This repo contains the source for my 2016 Northeast Scala Symposium talk, RDDs, DataFrames and Datasets in Apache Spark, which I updated (a little) for Apache Spark 2.0 and gave again at a Philly Area Scala Enthusiasts (PHASE) Meetup in June, 2016 (http://www.meetup.com/scala-phase/events/229870987/).
Slides: You can see the actual deck, in action, here.
Video: The talk at the Northeast Scala Symposium was recorded. The video is here.
The Git tag nescala
captures the code and presentation as given at
the Northeast Scala Symposium.
The tag phase
captures the code and presentation as given at the PHASE
Meetup.
The presentation is in presentation. The demo notebooks
are in demo, in runnable source form. Also in demo is a
file called notebooks.dbc
, which can be loaded directly into Databricks.

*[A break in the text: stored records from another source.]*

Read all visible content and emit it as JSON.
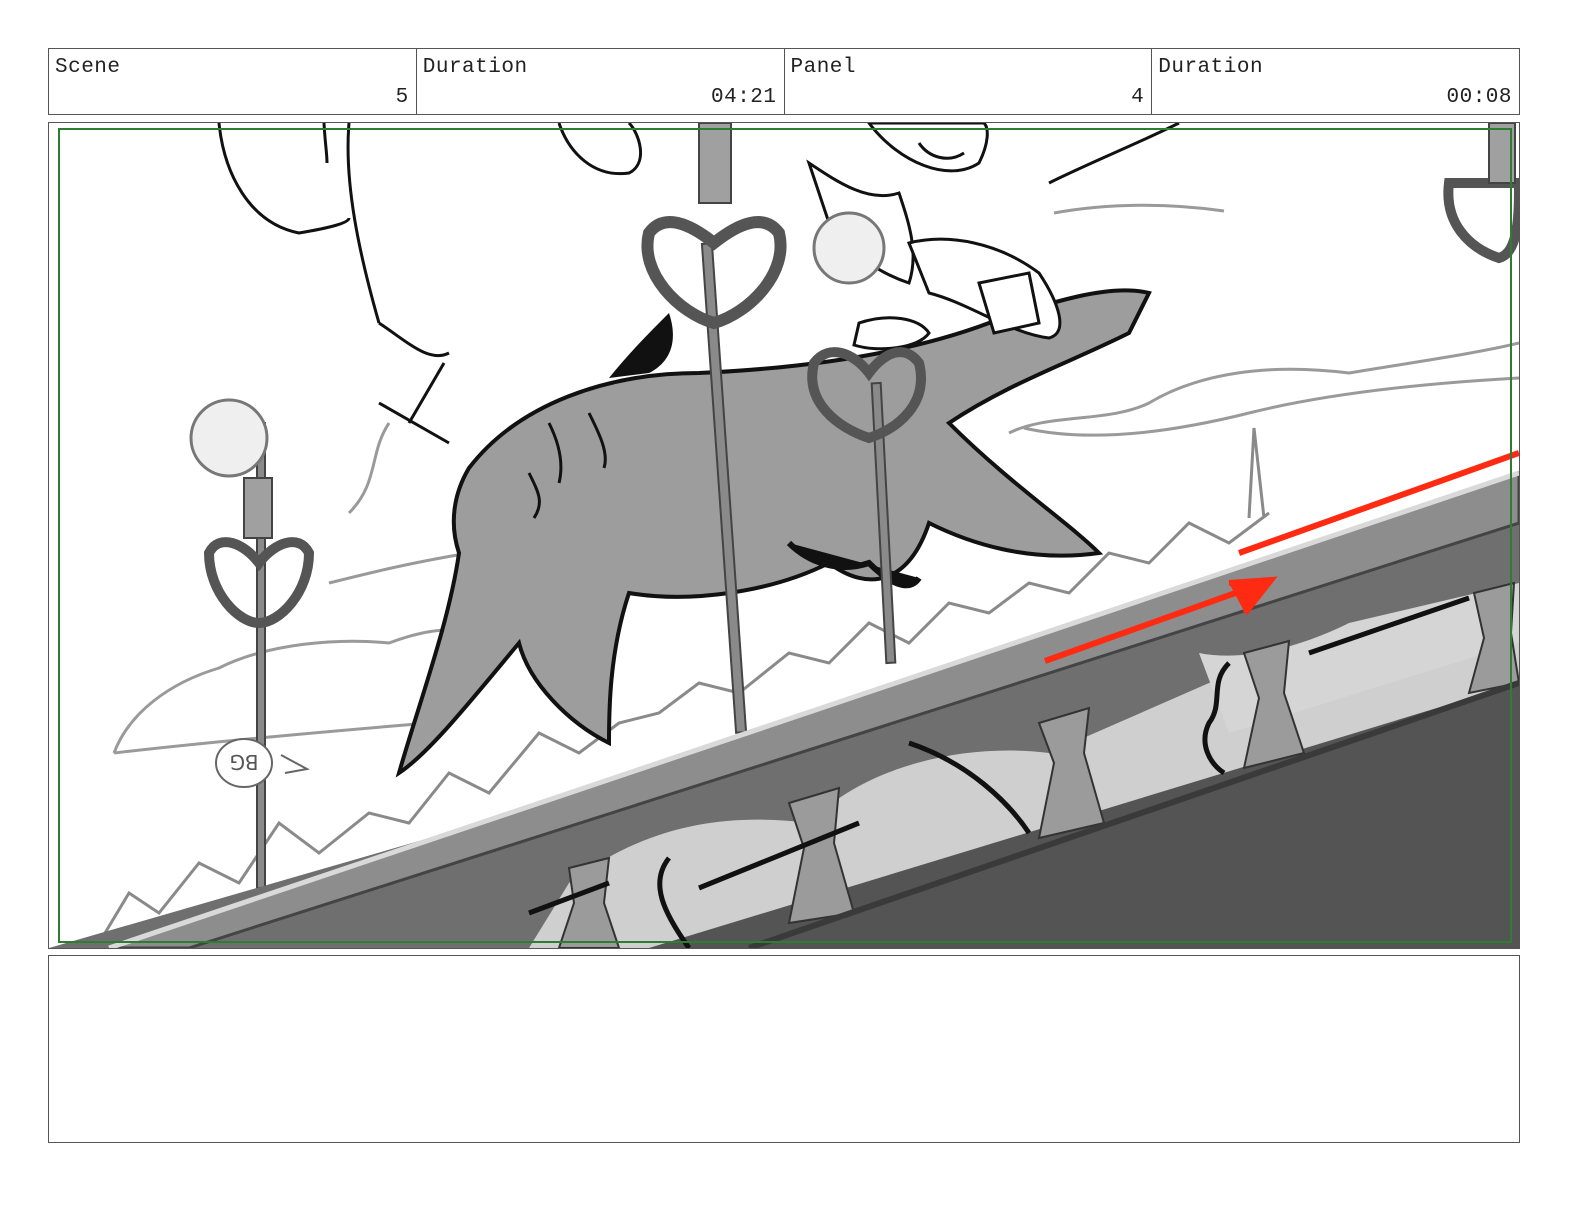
{
  "header": {
    "scene_label": "Scene",
    "scene_value": "5",
    "scene_duration_label": "Duration",
    "scene_duration_value": "04:21",
    "panel_label": "Panel",
    "panel_value": "4",
    "panel_duration_label": "Duration",
    "panel_duration_value": "00:08"
  },
  "panel_art": {
    "safe_area_color": "#2e7d32",
    "annotation_color": "#ff2a12",
    "icons": [
      "camera-move-arrow-icon",
      "bg-marker-icon"
    ],
    "bg_marker_text": "BG"
  },
  "notes": {
    "text": ""
  }
}
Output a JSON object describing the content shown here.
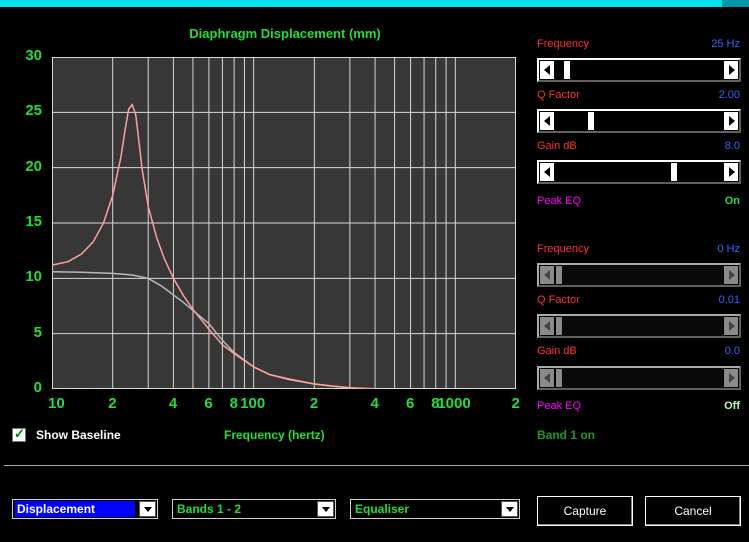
{
  "chart_data": {
    "type": "line",
    "title": "Diaphragm Displacement (mm)",
    "xlabel": "Frequency (hertz)",
    "ylabel": "",
    "x_scale": "log",
    "xlim": [
      10,
      2000
    ],
    "ylim": [
      0,
      30
    ],
    "y_ticks": [
      "0",
      "5",
      "10",
      "15",
      "20",
      "25",
      "30"
    ],
    "x_ticks": [
      "10",
      "2",
      "4",
      "6",
      "8",
      "100",
      "2",
      "4",
      "6",
      "8",
      "1000",
      "2"
    ],
    "grid": true,
    "background": "#373737",
    "series": [
      {
        "color": "#ff9fa0",
        "x": [
          10,
          12,
          14,
          16,
          18,
          20,
          22,
          23,
          24,
          25,
          26,
          27,
          28,
          30,
          33,
          36,
          40,
          45,
          50,
          60,
          70,
          80,
          100,
          120,
          150,
          200,
          250,
          300,
          400
        ],
        "y": [
          11.2,
          11.5,
          12.2,
          13.3,
          15.0,
          17.5,
          21.0,
          23.3,
          25.3,
          25.7,
          24.8,
          22.3,
          19.8,
          16.5,
          13.7,
          11.8,
          10.0,
          8.4,
          7.2,
          5.4,
          4.0,
          3.2,
          2.0,
          1.3,
          0.9,
          0.45,
          0.25,
          0.12,
          0.03
        ]
      },
      {
        "color": "#b8b8b8",
        "x": [
          10,
          14,
          20,
          25,
          30,
          35,
          40,
          45,
          50,
          60,
          70,
          80,
          100,
          120,
          150,
          200,
          250,
          300
        ],
        "y": [
          10.6,
          10.55,
          10.45,
          10.3,
          10.0,
          9.3,
          8.5,
          7.8,
          7.1,
          5.9,
          4.4,
          3.3,
          2.0,
          1.3,
          0.85,
          0.45,
          0.25,
          0.12
        ]
      }
    ]
  },
  "bands": [
    {
      "frequency_label": "Frequency",
      "frequency_value": "25 Hz",
      "q_label": "Q Factor",
      "q_value": "2.00",
      "gain_label": "Gain  dB",
      "gain_value": "8.0",
      "peak_label": "Peak EQ",
      "peak_value": "On",
      "frequency_slider_level": 0.05,
      "q_slider_level": 0.2,
      "gain_slider_level": 0.72,
      "enabled": true
    },
    {
      "frequency_label": "Frequency",
      "frequency_value": "0 Hz",
      "q_label": "Q Factor",
      "q_value": "0.01",
      "gain_label": "Gain  dB",
      "gain_value": "0.0",
      "peak_label": "Peak EQ",
      "peak_value": "Off",
      "frequency_slider_level": 0,
      "q_slider_level": 0,
      "gain_slider_level": 0,
      "enabled": false
    }
  ],
  "show_baseline": {
    "label": "Show Baseline",
    "checked": true,
    "check_glyph": "✓"
  },
  "band_status": "Band 1 on",
  "combos": {
    "view": "Displacement",
    "bands": "Bands 1 - 2",
    "mode": "Equaliser"
  },
  "buttons": {
    "capture": "Capture",
    "cancel": "Cancel"
  },
  "colors": {
    "accent_green": "#22dd33",
    "label_red": "#ff3333",
    "value_blue": "#3366ff",
    "peak_magenta": "#ff00ff",
    "top_bar_cyan": "#00e5ee"
  }
}
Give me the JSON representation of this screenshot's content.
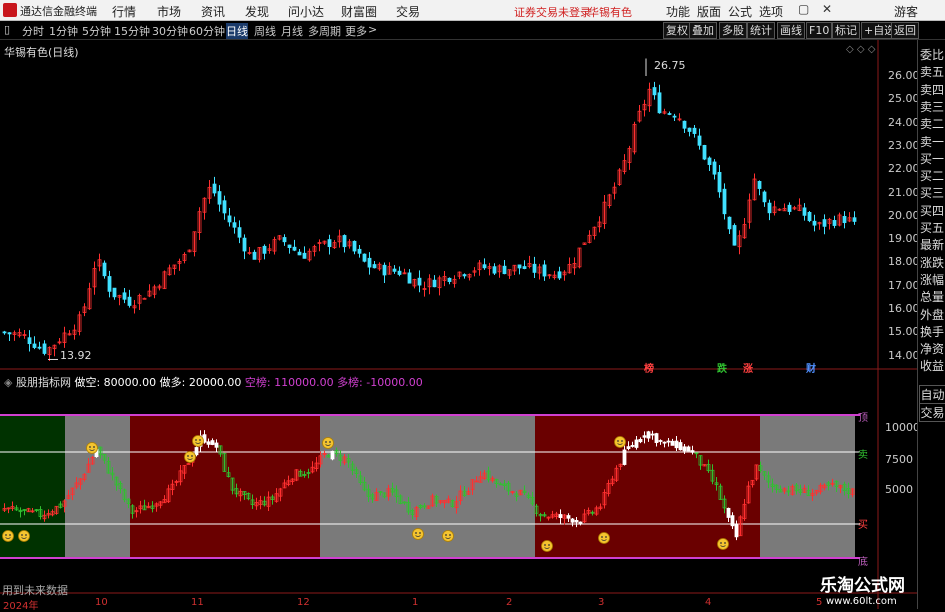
{
  "titlebar": {
    "app_title": "通达信金融终端",
    "menu": [
      "行情",
      "市场",
      "资讯",
      "发现",
      "问小达",
      "财富圈",
      "交易"
    ],
    "login_status": "证券交易未登录",
    "stock_name": "华锡有色",
    "right_menu": [
      "功能",
      "版面",
      "公式",
      "选项"
    ],
    "guest": "游客"
  },
  "toolbar": {
    "periods": [
      "分时",
      "1分钟",
      "5分钟",
      "15分钟",
      "30分钟",
      "60分钟",
      "日线",
      "周线",
      "月线",
      "多周期",
      "更多"
    ],
    "active_period": "日线",
    "right_buttons": [
      "复权",
      "叠加",
      "多股",
      "统计",
      "画线",
      "F10",
      "标记",
      "+自选",
      "返回"
    ]
  },
  "main_chart": {
    "title": "华锡有色(日线)",
    "price_ticks": [
      "26.00",
      "25.00",
      "24.00",
      "23.00",
      "22.00",
      "21.00",
      "20.00",
      "19.00",
      "18.00",
      "17.00",
      "16.00",
      "15.00",
      "14.00"
    ],
    "high_label": "26.75",
    "low_label": "13.92",
    "event_tags": [
      {
        "text": "榜",
        "color": "#ff4040"
      },
      {
        "text": "跌",
        "color": "#30c030"
      },
      {
        "text": "涨",
        "color": "#ff4040"
      },
      {
        "text": "财",
        "color": "#5090ff"
      }
    ]
  },
  "indicator": {
    "name": "股朋指标网",
    "legend": [
      {
        "label": "做空: 80000.00",
        "color": "#ffffff"
      },
      {
        "label": "做多: 20000.00",
        "color": "#ffffff"
      },
      {
        "label": "空榜: 110000.00",
        "color": "#d040d0"
      },
      {
        "label": "多榜: -10000.00",
        "color": "#d040d0"
      }
    ],
    "ticks": [
      "10000",
      "7500",
      "5000"
    ],
    "side_labels": [
      "顶",
      "卖",
      "买",
      "底"
    ]
  },
  "right_panel": {
    "items": [
      "委比",
      "卖五",
      "卖四",
      "卖三",
      "卖二",
      "卖一",
      "买一",
      "买二",
      "买三",
      "买四",
      "买五",
      "最新",
      "涨跌",
      "涨幅",
      "总量",
      "外盘",
      "换手",
      "净资",
      "收益"
    ],
    "bottom_buttons": [
      "自动",
      "交易"
    ]
  },
  "footer": {
    "note": "用到未来数据",
    "time_labels": [
      "2024年",
      "10",
      "11",
      "12",
      "1",
      "2",
      "3",
      "4",
      "5"
    ],
    "watermark_title": "乐淘公式网",
    "watermark_url": "www.60lt.com"
  },
  "colors": {
    "up": "#ff3030",
    "down": "#40e0ff",
    "ind_up": "#ff3030",
    "ind_down": "#30c030",
    "bg": "#000000"
  }
}
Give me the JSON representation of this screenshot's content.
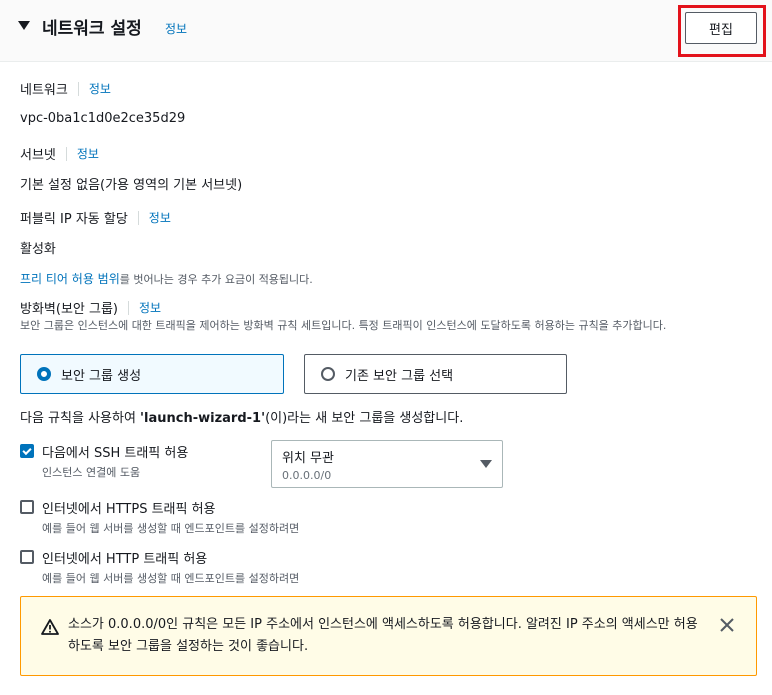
{
  "section": {
    "title": "네트워크 설정",
    "info": "정보",
    "edit_label": "편집"
  },
  "network": {
    "label": "네트워크",
    "info": "정보",
    "value": "vpc-0ba1c1d0e2ce35d29"
  },
  "subnet": {
    "label": "서브넷",
    "info": "정보",
    "value": "기본 설정 없음(가용 영역의 기본 서브넷)"
  },
  "public_ip": {
    "label": "퍼블릭 IP 자동 할당",
    "info": "정보",
    "value": "활성화"
  },
  "notice": {
    "link": "프리 티어 허용 범위",
    "text": "를 벗어나는 경우 추가 요금이 적용됩니다."
  },
  "firewall": {
    "label": "방화벽(보안 그룹)",
    "info": "정보",
    "description": "보안 그룹은 인스턴스에 대한 트래픽을 제어하는 방화벽 규칙 세트입니다. 특정 트래픽이 인스턴스에 도달하도록 허용하는 규칙을 추가합니다.",
    "options": [
      "보안 그룹 생성",
      "기존 보안 그룹 선택"
    ],
    "selected_index": 0
  },
  "rule_text": {
    "prefix": "다음 규칙을 사용하여 ",
    "name": "'launch-wizard-1'",
    "suffix": "(이)라는 새 보안 그룹을 생성합니다."
  },
  "rules": [
    {
      "label": "다음에서 SSH 트래픽 허용",
      "desc": "인스턴스 연결에 도움",
      "checked": true
    },
    {
      "label": "인터넷에서 HTTPS 트래픽 허용",
      "desc": "예를 들어 웹 서버를 생성할 때 엔드포인트를 설정하려면",
      "checked": false
    },
    {
      "label": "인터넷에서 HTTP 트래픽 허용",
      "desc": "예를 들어 웹 서버를 생성할 때 엔드포인트를 설정하려면",
      "checked": false
    }
  ],
  "source_select": {
    "value": "위치 무관",
    "sub": "0.0.0.0/0"
  },
  "alert": {
    "text": "소스가 0.0.0.0/0인 규칙은 모든 IP 주소에서 인스턴스에 액세스하도록 허용합니다. 알려진 IP 주소의 액세스만 허용하도록 보안 그룹을 설정하는 것이 좋습니다."
  },
  "colors": {
    "link": "#0073bb",
    "highlight": "#e3121b",
    "alert_bg": "#fffce7",
    "alert_border": "#ff9900"
  }
}
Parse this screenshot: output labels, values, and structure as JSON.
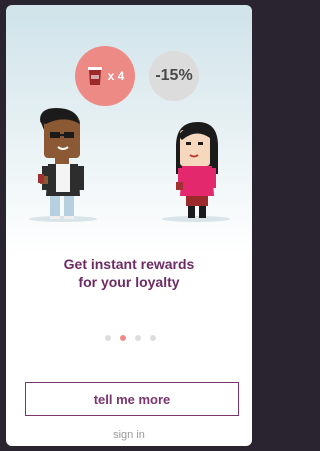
{
  "rewards": {
    "cup_multiplier": "x 4",
    "discount_label": "-15%"
  },
  "headline": {
    "line1": "Get instant rewards",
    "line2": "for your loyalty"
  },
  "carousel": {
    "page_count": 4,
    "active_index": 1
  },
  "actions": {
    "tell_me_more": "tell me more",
    "sign_in": "sign in"
  },
  "colors": {
    "accent": "#7b3570",
    "headline": "#6d2b63",
    "badge_red": "#ee8a86",
    "badge_grey": "#dcdcdc"
  }
}
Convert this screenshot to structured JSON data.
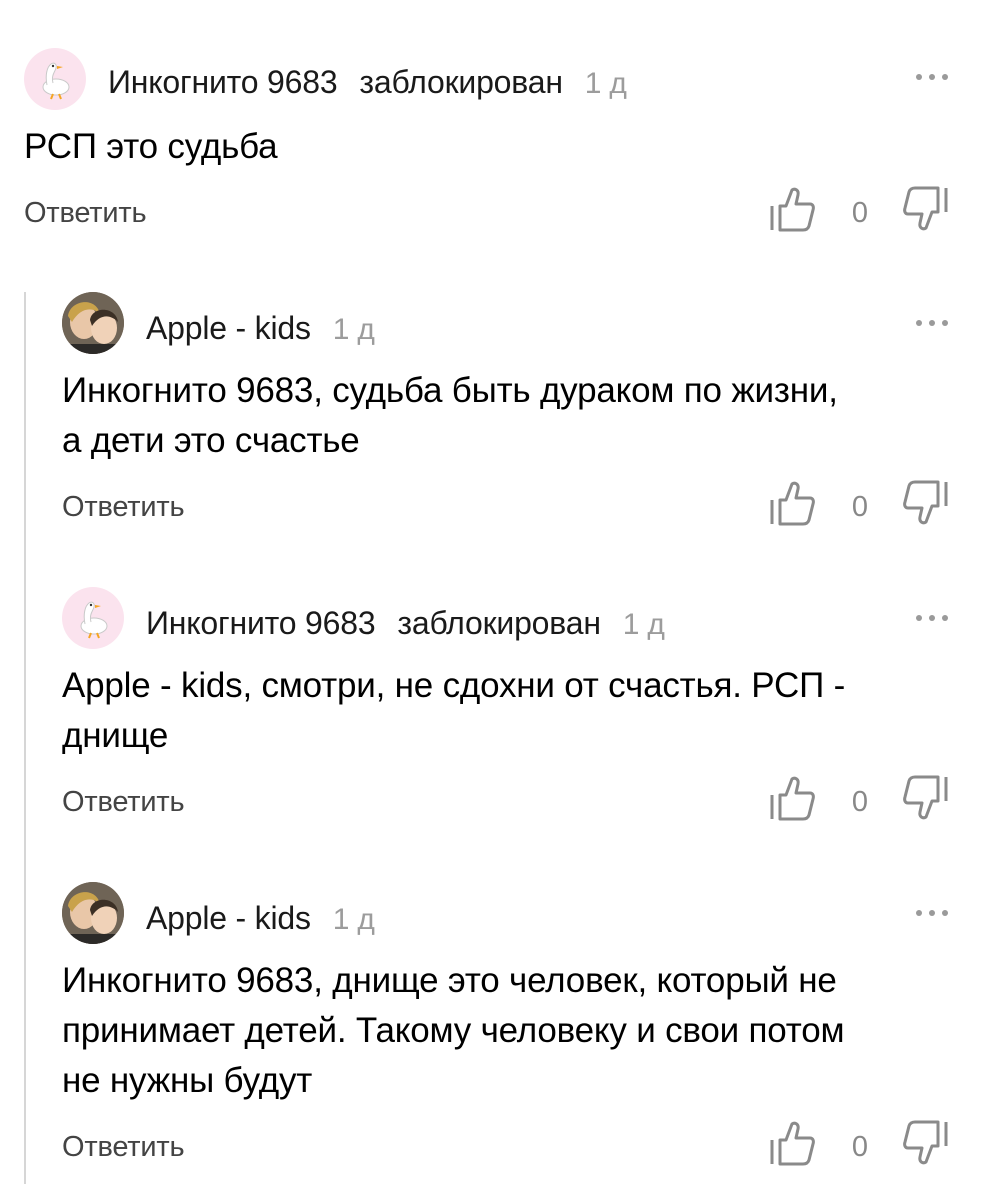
{
  "comments": [
    {
      "author": "Инкогнито 9683",
      "blocked": "заблокирован",
      "time": "1 д",
      "text_lines": [
        "РСП это судьба"
      ],
      "reply_label": "Ответить",
      "likes": "0",
      "avatar_icon": "goose-icon"
    },
    {
      "author": "Apple - kids",
      "time": "1 д",
      "text_lines": [
        "Инкогнито 9683, судьба быть дураком по жизни,",
        "а дети это счастье"
      ],
      "reply_label": "Ответить",
      "likes": "0",
      "avatar_icon": "user-photo"
    },
    {
      "author": "Инкогнито 9683",
      "blocked": "заблокирован",
      "time": "1 д",
      "text_lines": [
        "Apple - kids, смотри, не сдохни от счастья. РСП -",
        "днище"
      ],
      "reply_label": "Ответить",
      "likes": "0",
      "avatar_icon": "goose-icon"
    },
    {
      "author": "Apple - kids",
      "time": "1 д",
      "text_lines": [
        "Инкогнито 9683, днище это человек, который не",
        "принимает детей. Такому человеку и свои потом",
        "не нужны будут"
      ],
      "reply_label": "Ответить",
      "likes": "0",
      "avatar_icon": "user-photo"
    }
  ],
  "colors": {
    "muted": "#9c9c9c",
    "thread_line": "#d6d6d6",
    "goose_bg": "#fbe3ee"
  }
}
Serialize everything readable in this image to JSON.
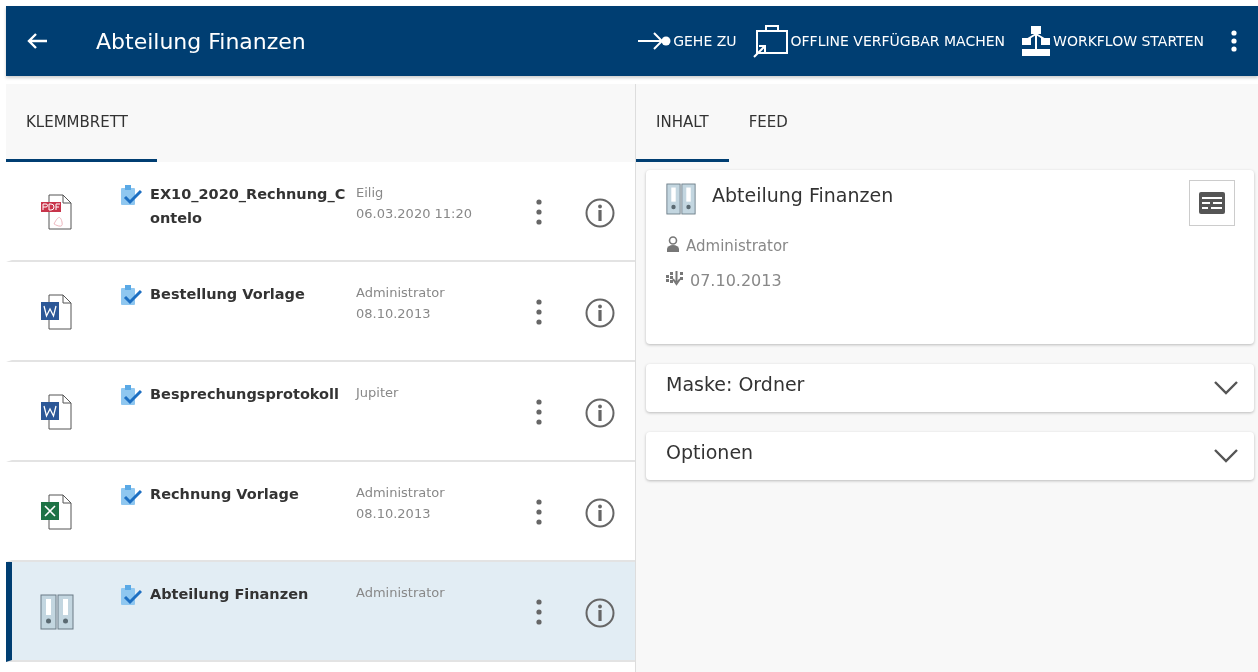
{
  "header": {
    "title": "Abteilung Finanzen",
    "actions": [
      {
        "kind": "goto",
        "label": "GEHE ZU"
      },
      {
        "kind": "offline",
        "label": "OFFLINE VERFÜGBAR MACHEN"
      },
      {
        "kind": "workflow",
        "label": "WORKFLOW STARTEN"
      }
    ]
  },
  "left_tabs": [
    {
      "label": "KLEMMBRETT",
      "selected": true
    }
  ],
  "items": [
    {
      "kind": "pdf",
      "title": "EX10_2020_Rechnung_Contelo",
      "meta": [
        "Eilig",
        "06.03.2020 11:20"
      ],
      "selected": false
    },
    {
      "kind": "word",
      "title": "Bestellung Vorlage",
      "meta": [
        "Administrator",
        "08.10.2013"
      ],
      "selected": false
    },
    {
      "kind": "word",
      "title": "Besprechungsprotokoll",
      "meta": [
        "Jupiter"
      ],
      "selected": false
    },
    {
      "kind": "excel",
      "title": "Rechnung Vorlage",
      "meta": [
        "Administrator",
        "08.10.2013"
      ],
      "selected": false
    },
    {
      "kind": "folder",
      "title": "Abteilung Finanzen",
      "meta": [
        "Administrator"
      ],
      "selected": true
    }
  ],
  "right_tabs": [
    {
      "label": "INHALT",
      "selected": true
    },
    {
      "label": "FEED",
      "selected": false
    }
  ],
  "detail": {
    "title": "Abteilung Finanzen",
    "owner": "Administrator",
    "date": "07.10.2013"
  },
  "sections": [
    {
      "label": "Maske: Ordner",
      "expanded": false
    },
    {
      "label": "Optionen",
      "expanded": false
    }
  ]
}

Feel free to sign up for the free
Databricks Community Edition and try them yourself.
The presentation is built with Reveal.js, augmented with some custom
build code. To build the presentation, you can run rake
from the top level.
The presentation will end up in dist/index.html
.
- Install NodeJS and
npm
. - Install the LESS preprocessor:
npm install -g less
- Install Bower:
npm install -g bower
- Run
bower install
locally. - Make sure you have a version of Ruby 2 installed. (This stuff has been tested with 2.2.3.)
- Install Bundler:
gem install bundler
- Use Bundler to install the required Ruby gems:
bundle install
Once you've successfully completed preparation, building the slide deck is as simple as:
$ rake
Rake will build dist/index.html
, a Reveal.js slide show. Just
open the file in your browser, and away you go.
If you want to install the slide show somewhere (e.g., a web server), copy
the entire dist
directory (presumably renaming it).
To create PDF versions of the slides, open the HTML slides in Chrome or
Chromium. Then, tack ?print-pdf
on the end of the URL, and print the result.
See the Reveal.js documentation for details.